The Canadian labour movement has been fighting for workers’ rights since the 1800s, notching significant victories, but also suffering some setbacks. Progress includes a 2015 Supreme Court of Canada ruling that recognized a constitutional right to strike, reflecting more than a century of union activity on behalf of workers. However, hard-won legal protections have at times ebbed and flowed with economic, social, and political changes.
Despite such valleys and peaks, the legal right of unions to raise a collective voice for workers continues to be strengthened. Unions not only work for members, but also for their families and the economic and social stability of their communities as well.
Going all the way back to 1872, to the Nine Hour Movement, workers campaigned to have a working day limited to nine hours, instead of the then commonplace 12 or more hours. The history-making labour action ultimately led the federal government, under Prime Minister John A. MacDonald, to pass the Trade Unions Act, effectively legalizing unions.

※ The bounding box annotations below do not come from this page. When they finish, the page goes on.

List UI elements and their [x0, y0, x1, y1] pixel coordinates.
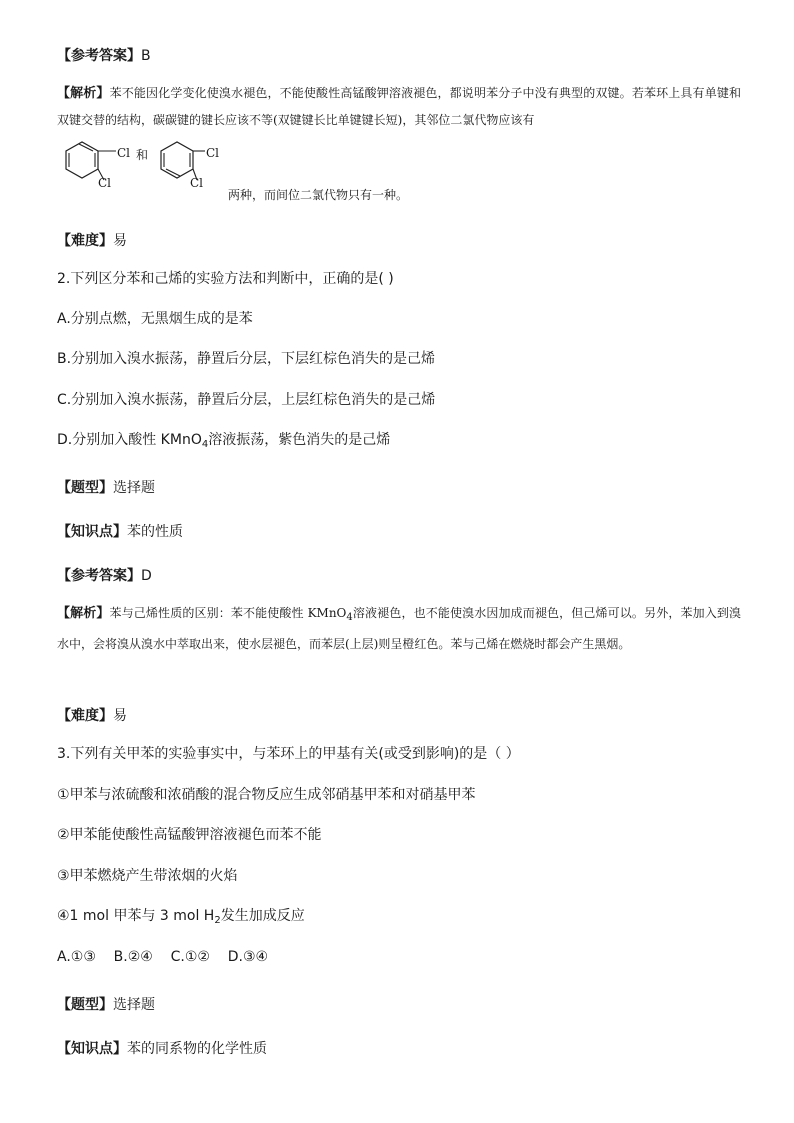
- q2-type-label: 【题型】: [57, 480, 113, 496]
- q1-answer-value: B: [141, 48, 151, 64]
- q2-answer-value: D: [141, 568, 152, 584]
- q2-option-a: A.分别点燃，无黑烟生成的是苯: [57, 311, 253, 327]
- q3-options: A.①③ B.②④ C.①② D.③④: [57, 949, 269, 965]
- q1-answer-label: 【参考答案】: [57, 48, 141, 64]
- q1-analysis-end: 两种，而间位二氯代物只有一种。: [228, 188, 409, 202]
- q2-option-d-post: 溶液振荡，紫色消失的是己烯: [208, 432, 391, 448]
- q2-option-d-pre: D.分别加入酸性 KMnO: [57, 432, 202, 448]
- q2-stem: 2.下列区分苯和己烯的实验方法和判断中，正确的是( ): [57, 271, 394, 287]
- q2-knowledge-label: 【知识点】: [57, 524, 127, 540]
- q2-analysis-pre: 苯与己烯性质的区别：苯不能使酸性 KMnO: [109, 606, 347, 620]
- q2-answer-label: 【参考答案】: [57, 568, 141, 584]
- q2-type: [57, 478, 155, 498]
- q2-difficulty-value: 易: [113, 708, 127, 724]
- q1-analysis-text: 苯不能因化学变化使溴水褪色，不能使酸性高锰酸钾溶液褪色，都说明苯分子中没有典型的双键。若苯环上具有单键和双键交替的结构，碳碳键的键长应该不等(双键键长比单键键长短)，其邻位二氯代物应该有: [57, 86, 741, 127]
- q3-stem: 3.下列有关甲苯的实验事实中，与苯环上的甲基有关(或受到影响)的是（ ）: [57, 746, 520, 762]
- q2-type-value: 选择题: [113, 480, 155, 496]
- mol2-cl-right: Cl: [206, 146, 220, 160]
- q3-item-3: ③甲苯燃烧产生带浓烟的火焰: [57, 868, 238, 884]
- q1-difficulty: [57, 231, 127, 251]
- q3-knowledge-label: 【知识点】: [57, 1041, 127, 1057]
- q2-difficulty: [57, 706, 127, 726]
- q3-type-label: 【题型】: [57, 997, 113, 1013]
- q2-option-d-sub: 4: [201, 439, 209, 450]
- q3-knowledge: [57, 1039, 267, 1059]
- mol1-cl-right: Cl: [117, 146, 131, 160]
- mol1-cl-bottom: Cl: [98, 176, 112, 190]
- q2-analysis-post: 溶液褪色，也不能使溴水因加成而褪色，但己烯可以。另外，苯加入到溴水中，会将溴从溴水中萃取出来，使水层褪色，而苯层(上层)则呈橙红色。苯与己烯在燃烧时都会产生黑烟。: [57, 606, 741, 651]
- q2-option-d: [57, 430, 390, 455]
- q1-analysis: [57, 80, 741, 133]
- q3-item-4-sub: 2: [214, 915, 221, 926]
- mol2-cl-bottom: Cl: [190, 176, 204, 190]
- q3-type: [57, 995, 155, 1015]
- q1-difficulty-label: 【难度】: [57, 233, 113, 249]
- q1-analysis-label: 【解析】: [57, 86, 110, 101]
- q3-item-1: ①甲苯与浓硫酸和浓硝酸的混合物反应生成邻硝基甲苯和对硝基甲苯: [57, 787, 476, 803]
- q3-item-2: ②甲苯能使酸性高锰酸钾溶液褪色而苯不能: [57, 827, 322, 843]
- q2-analysis-sub: 4: [346, 612, 353, 623]
- q1-answer: [57, 46, 151, 66]
- structure-connector: 和: [136, 148, 149, 162]
- q2-answer: [57, 566, 152, 586]
- q2-difficulty-label: 【难度】: [57, 708, 113, 724]
- q3-item-4: [57, 906, 305, 931]
- q1-difficulty-value: 易: [113, 233, 127, 249]
- q3-knowledge-value: 苯的同系物的化学性质: [127, 1041, 267, 1057]
- q2-option-b: B.分别加入溴水振荡，静置后分层，下层红棕色消失的是己烯: [57, 351, 436, 367]
- q3-item-4-post: 发生加成反应: [220, 908, 305, 924]
- q2-knowledge: [57, 522, 183, 542]
- q3-item-4-pre: ④1 mol 甲苯与 3 mol H: [57, 908, 215, 924]
- q2-knowledge-value: 苯的性质: [127, 524, 183, 540]
- q3-type-value: 选择题: [113, 997, 155, 1013]
- q2-analysis: [57, 600, 741, 657]
- q2-option-c: C.分别加入溴水振荡，静置后分层，上层红棕色消失的是己烯: [57, 392, 436, 408]
- q2-analysis-label: 【解析】: [57, 606, 110, 621]
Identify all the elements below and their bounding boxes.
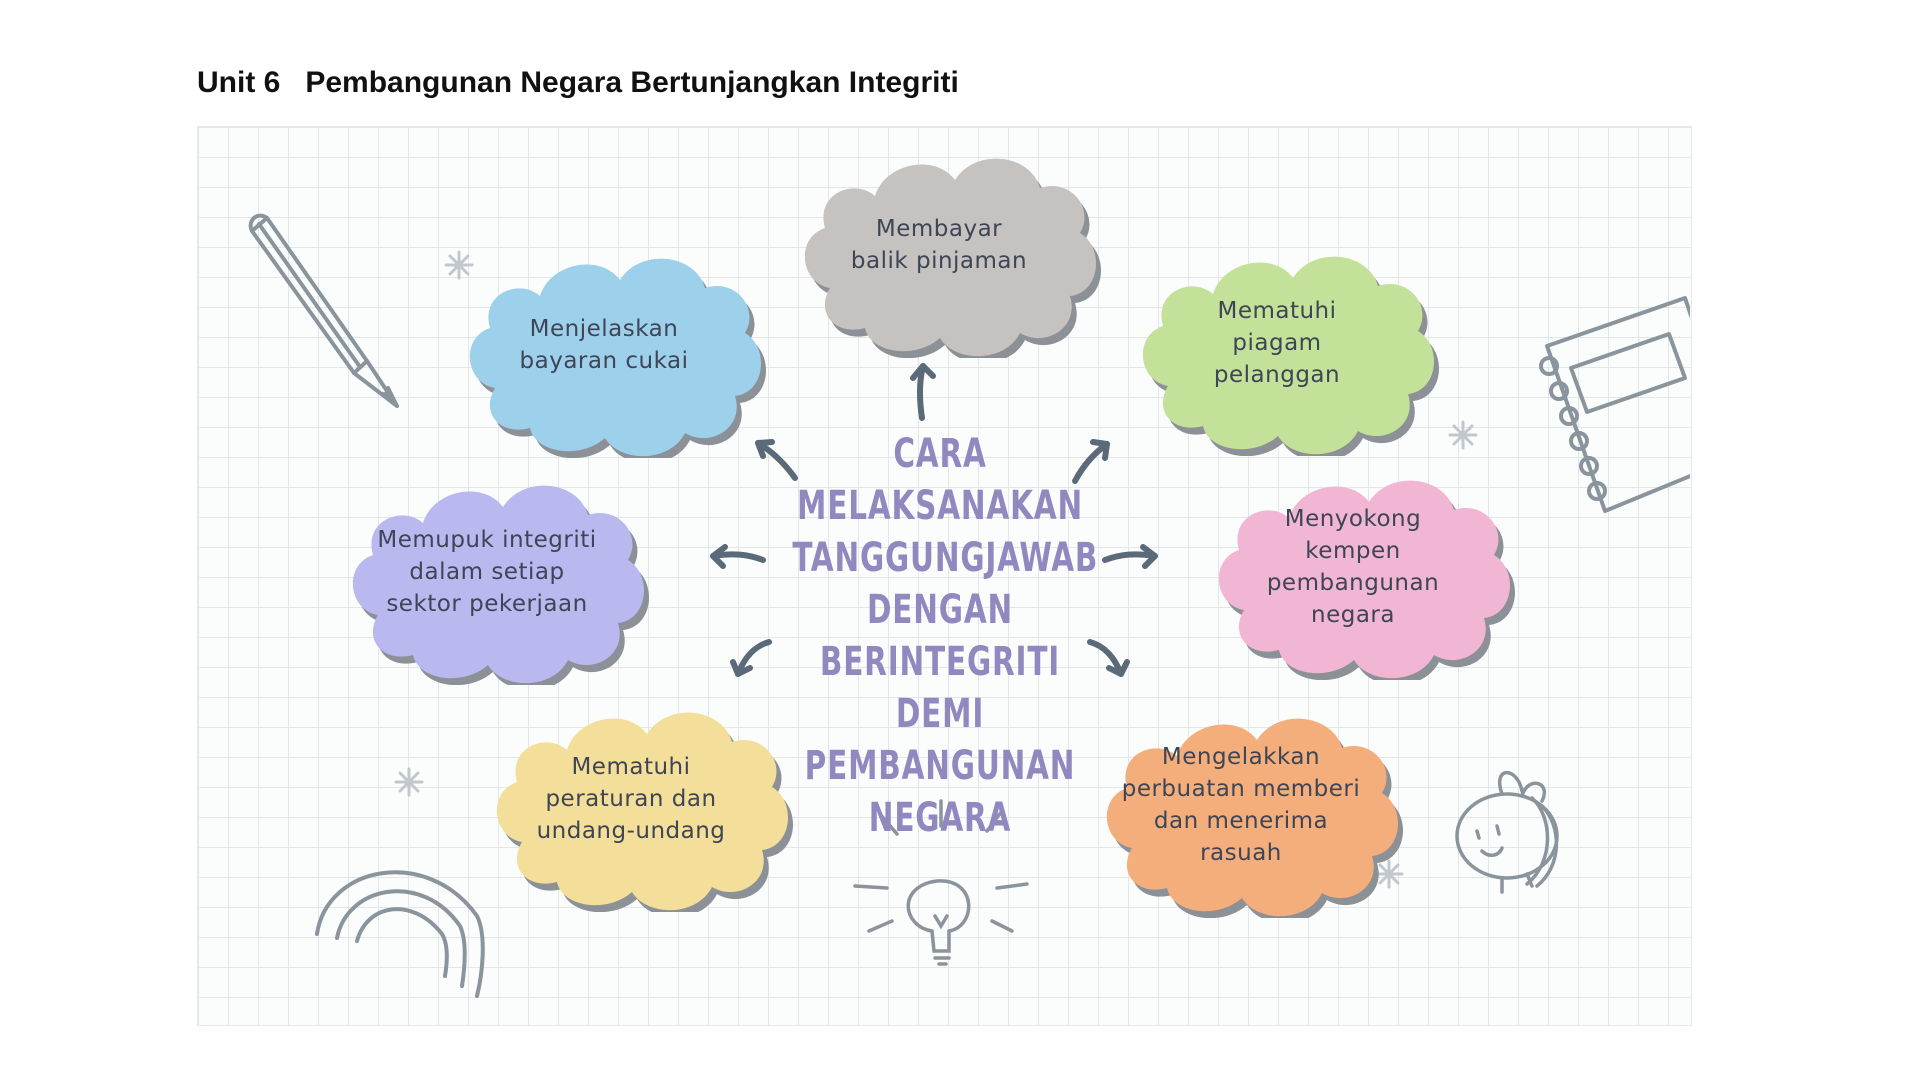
center-title-line: BERINTEGRITI DEMI — [819, 639, 1061, 737]
cloud-top — [790, 138, 1102, 358]
cloud-text-line: kempen — [1305, 538, 1401, 564]
cloud-text-line: peraturan dan — [545, 786, 717, 812]
center-title-line: TANGGUNGJAWAB — [792, 535, 1099, 581]
center-title-line: DENGAN — [866, 587, 1014, 633]
cloud-upper-right — [1128, 236, 1440, 456]
cloud-text-line: Mematuhi — [571, 754, 691, 780]
cloud-text-line: Membayar — [875, 216, 1003, 242]
cloud-text-line: perbuatan memberi — [1121, 776, 1361, 802]
center-title-line: CARA — [893, 431, 987, 477]
cloud-text-line: undang-undang — [536, 818, 726, 844]
cloud-text — [1204, 460, 1502, 674]
center-title-line: MELAKSANAKAN — [797, 483, 1083, 529]
cloud-text-line: negara — [1311, 602, 1395, 628]
rainbow-icon — [317, 872, 483, 996]
pencil-icon — [251, 216, 397, 406]
cloud-text — [338, 465, 636, 679]
cloud-text — [455, 238, 753, 452]
cloud-middle-right — [1204, 460, 1516, 680]
cloud-text — [1092, 698, 1390, 912]
cloud-text-line: sektor pekerjaan — [386, 591, 588, 617]
cloud-text-line: dalam setiap — [409, 559, 565, 585]
cloud-lower-right — [1092, 698, 1404, 918]
center-title-line: PEMBANGUNAN — [804, 743, 1076, 789]
cloud-text — [1128, 236, 1426, 450]
bee-icon — [1457, 773, 1557, 892]
cloud-text-line: Menyokong — [1284, 506, 1422, 532]
cloud-middle-left — [338, 465, 650, 685]
cloud-text-line: pembangunan — [1266, 570, 1440, 596]
arrow-middle-right — [1105, 554, 1155, 560]
page-title: Unit 6 Pembangunan Negara Bertunjangkan Integriti — [197, 66, 959, 99]
cloud-text-line: Mematuhi — [1217, 298, 1337, 324]
cloud-upper-left — [455, 238, 767, 458]
arrow-middle-left — [713, 554, 763, 560]
cloud-text-line: pelanggan — [1213, 362, 1341, 388]
cloud-text-line: dan menerima — [1153, 808, 1329, 834]
cloud-text-line: Menjelaskan — [529, 316, 679, 342]
cloud-text — [790, 138, 1088, 352]
cloud-text-line: Memupuk integriti — [377, 527, 597, 553]
cloud-text-line: bayaran cukai — [519, 348, 689, 374]
cloud-lower-left — [482, 692, 794, 912]
cloud-text-line: Mengelakkan — [1161, 744, 1321, 770]
center-title — [792, 428, 1099, 844]
cloud-text-line: rasuah — [1200, 840, 1282, 866]
center-title-line: NEGARA — [868, 795, 1012, 841]
cloud-text-line: balik pinjaman — [850, 248, 1028, 274]
notebook-icon — [1541, 298, 1690, 511]
cloud-text-line: piagam — [1232, 330, 1322, 356]
cloud-text — [482, 692, 780, 906]
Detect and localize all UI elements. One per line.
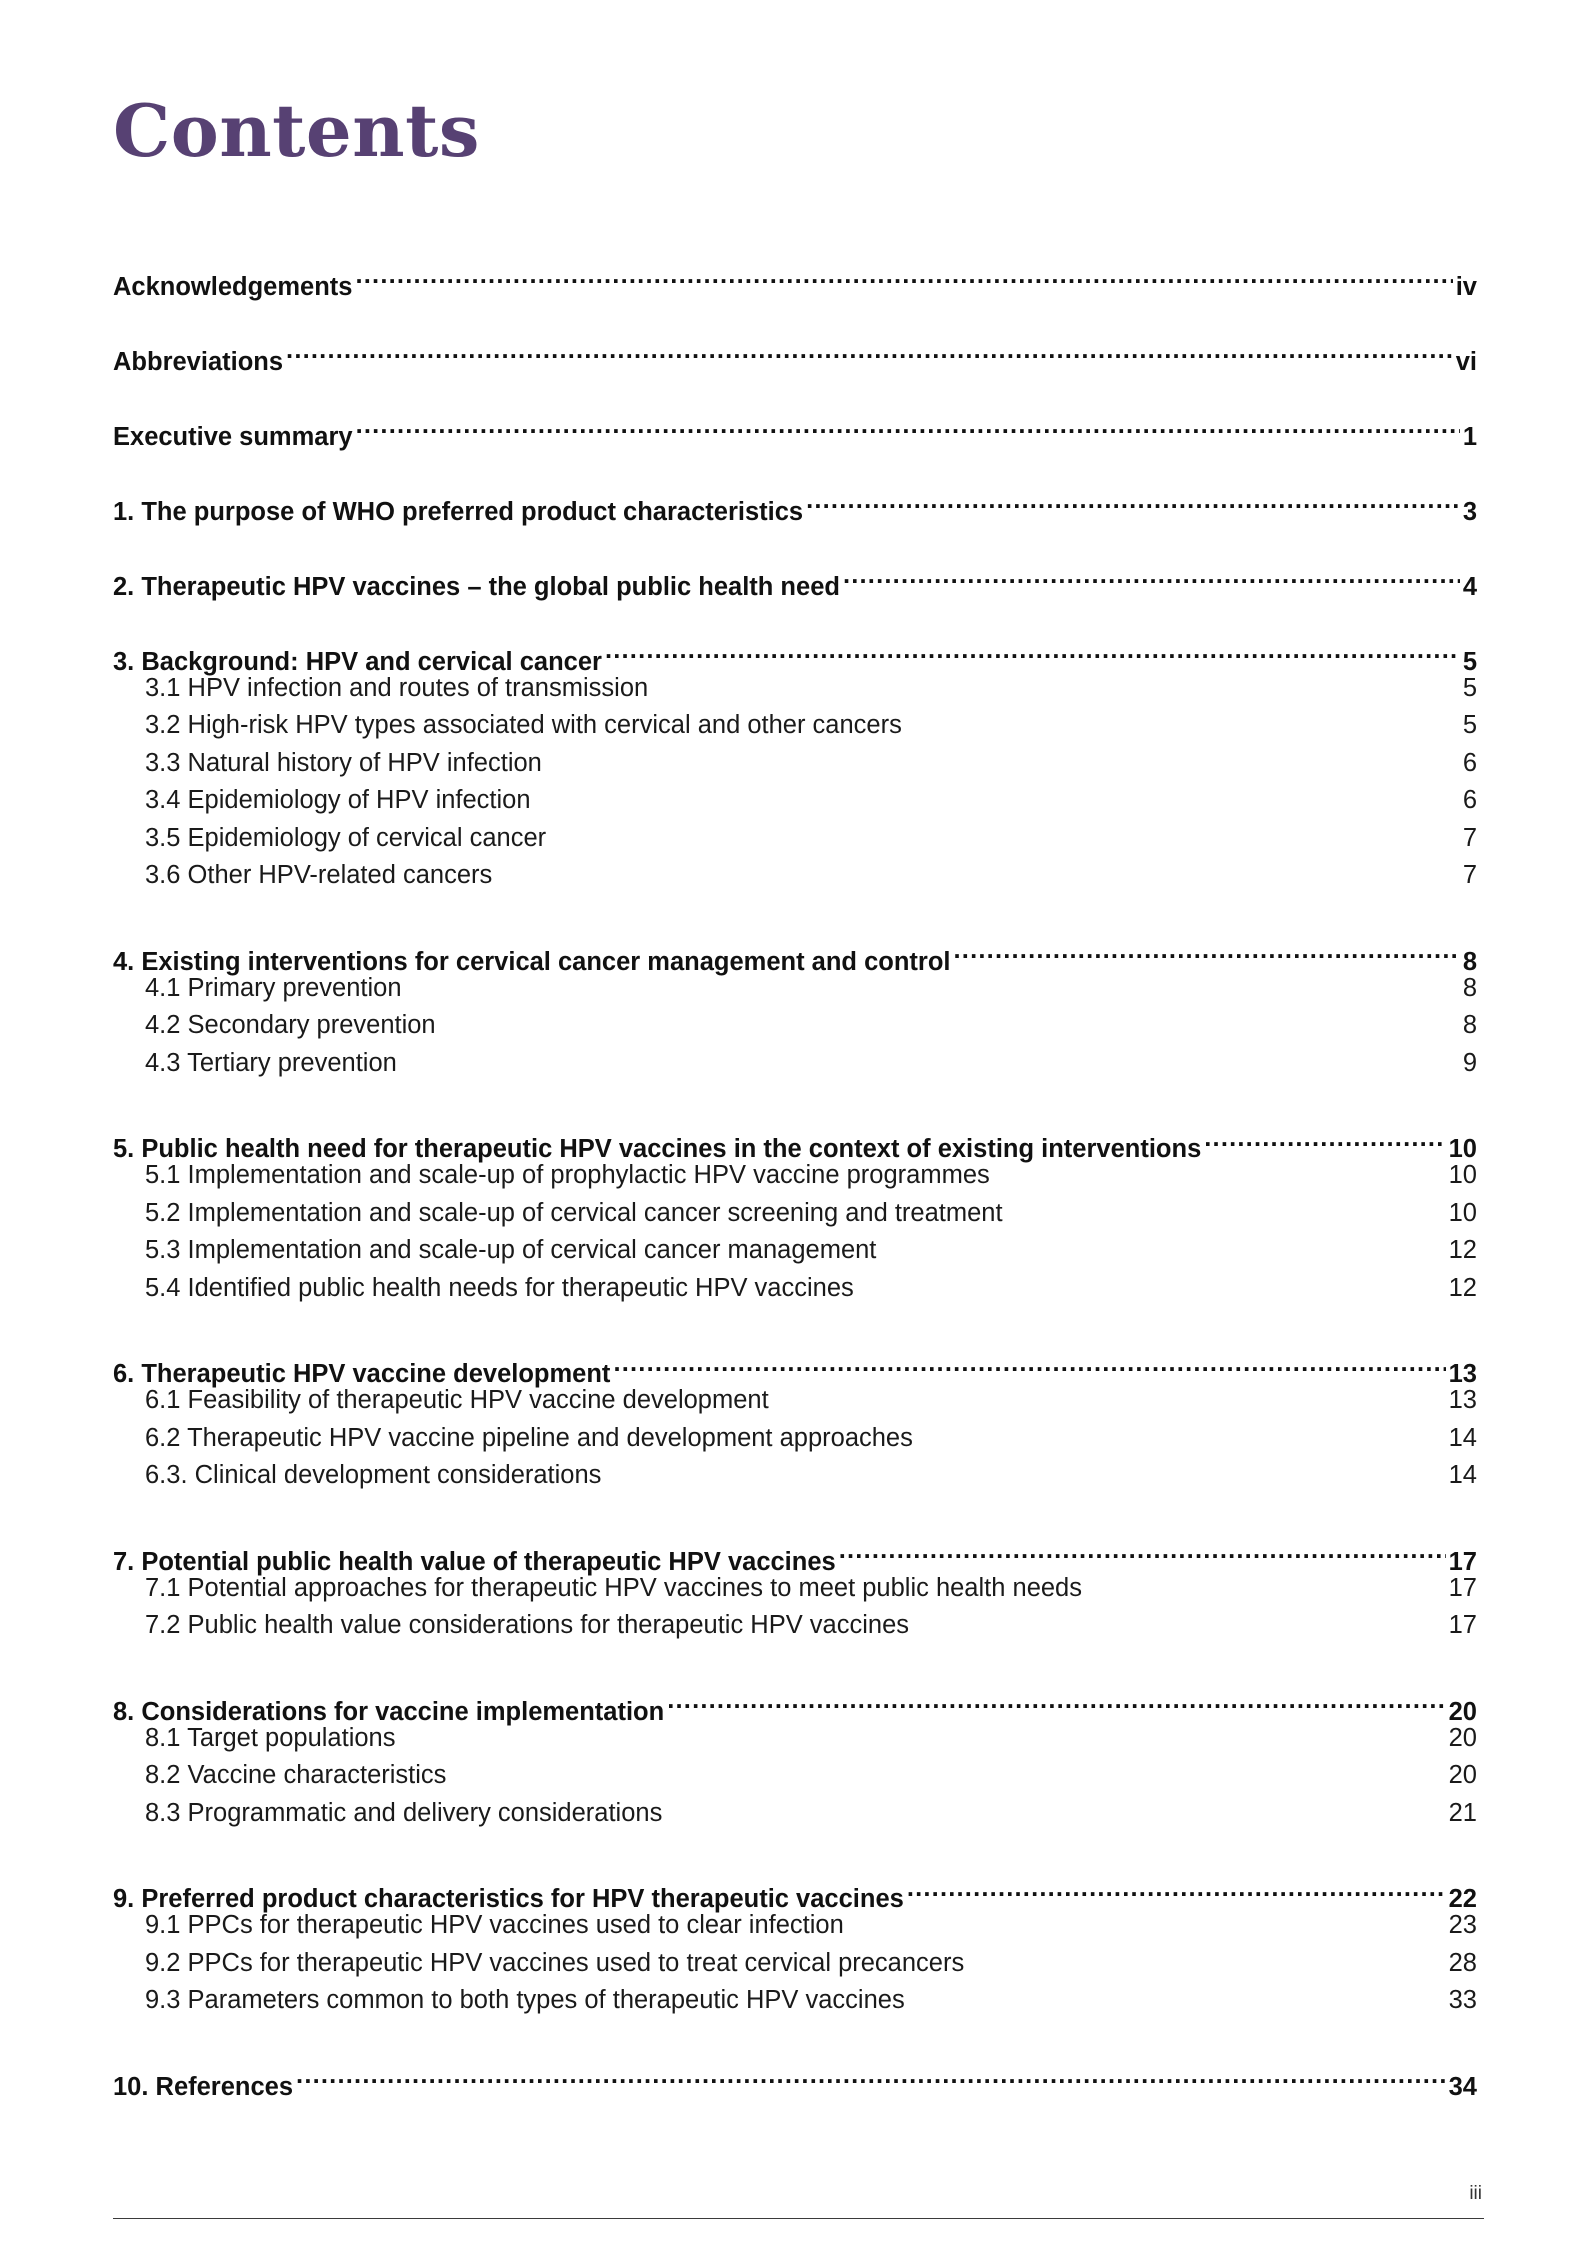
toc-section (113, 1870, 1477, 2020)
dot-leader (954, 932, 1460, 970)
toc-subentry-title: 3.5 Epidemiology of cervical cancer (145, 823, 547, 852)
toc-subentry-page: 21 (1448, 1798, 1477, 1827)
toc-subentry-page: 12 (1448, 1236, 1477, 1264)
toc-entry-page: 5 (1462, 647, 1477, 676)
toc-entry-page: 13 (1448, 1360, 1477, 1388)
toc-subentry[interactable] (113, 745, 1477, 783)
toc-subentry[interactable] (113, 1382, 1477, 1420)
toc-subentry[interactable] (113, 670, 1477, 708)
toc-subentry-page: 28 (1448, 1948, 1477, 1977)
toc-subentry-title: 5.1 Implementation and scale-up of prophylactic HPV vaccine programmes (145, 1161, 990, 1189)
toc-subentry-title: 4.3 Tertiary prevention (145, 1048, 397, 1077)
toc-section (113, 632, 1477, 895)
toc-subentry-page: 7 (1462, 823, 1477, 852)
toc-subentry-page: 23 (1448, 1911, 1477, 1939)
toc-subentry-title: 3.2 High-risk HPV types associated with cervical and other cancers (145, 711, 902, 739)
toc-section (113, 257, 1477, 301)
toc-subentry-title: 9.3 Parameters common to both types of therapeutic HPV vaccines (145, 1986, 905, 2014)
toc-subentry-title: 9.2 PPCs for therapeutic HPV vaccines used to treat cervical precancers (145, 1948, 965, 1977)
toc-subentry-title: 3.3 Natural history of HPV infection (145, 748, 542, 777)
toc-section (113, 1120, 1477, 1308)
toc-subentry-page: 14 (1448, 1423, 1477, 1452)
toc-subentry-title: 9.1 PPCs for therapeutic HPV vaccines used to clear infection (145, 1911, 844, 1939)
toc-subentry-title: 5.3 Implementation and scale-up of cervical cancer management (145, 1236, 877, 1264)
toc-subentry-page: 7 (1462, 861, 1477, 889)
toc-subentry-page: 13 (1448, 1386, 1477, 1414)
toc-subentry-title: 8.3 Programmatic and delivery considerations (145, 1798, 663, 1827)
toc-subentry[interactable] (113, 1007, 1477, 1045)
toc-subentry-title: 3.1 HPV infection and routes of transmission (145, 673, 649, 702)
toc-subentry[interactable] (113, 1457, 1477, 1495)
table-of-contents (113, 257, 1477, 2101)
toc-entry[interactable] (113, 557, 1477, 601)
toc-section (113, 2057, 1477, 2101)
toc-subentry[interactable] (113, 1607, 1477, 1645)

Other significant moments in Canadian labour history include the Winnipeg General Strike of 1919, which saw nearly 30,000 workers walk off the job in solidarity with the Metal Workers’ Union. The collective action was met with fierce resistance from all three levels of government and business interests determined to break the protest. Among those sent in to quell the strike were federal troops and police. The strike proved that workers in Canada, through their unions, were not to be intimidated, setting the tone for future progress.
The birth of unemployment insurance can also be traced to union activity and a collective voice. During the latter years of the Great Depression, a group of unemployed men working in government work camps for meagre wages took their protest to the national capital in what was to become known as the On to Ottawa Trek. Although the trek was stopped by authorities, the protest grabbed the nation’s attention, and unemployment insurance was launched in 1940.
In 1956, the Canadian Labour Congress was founded, followed by legislation mandating the right to form a union, the right to work in a safe workplace, maternity and parental benefits, and many other fundamental workers’ rights.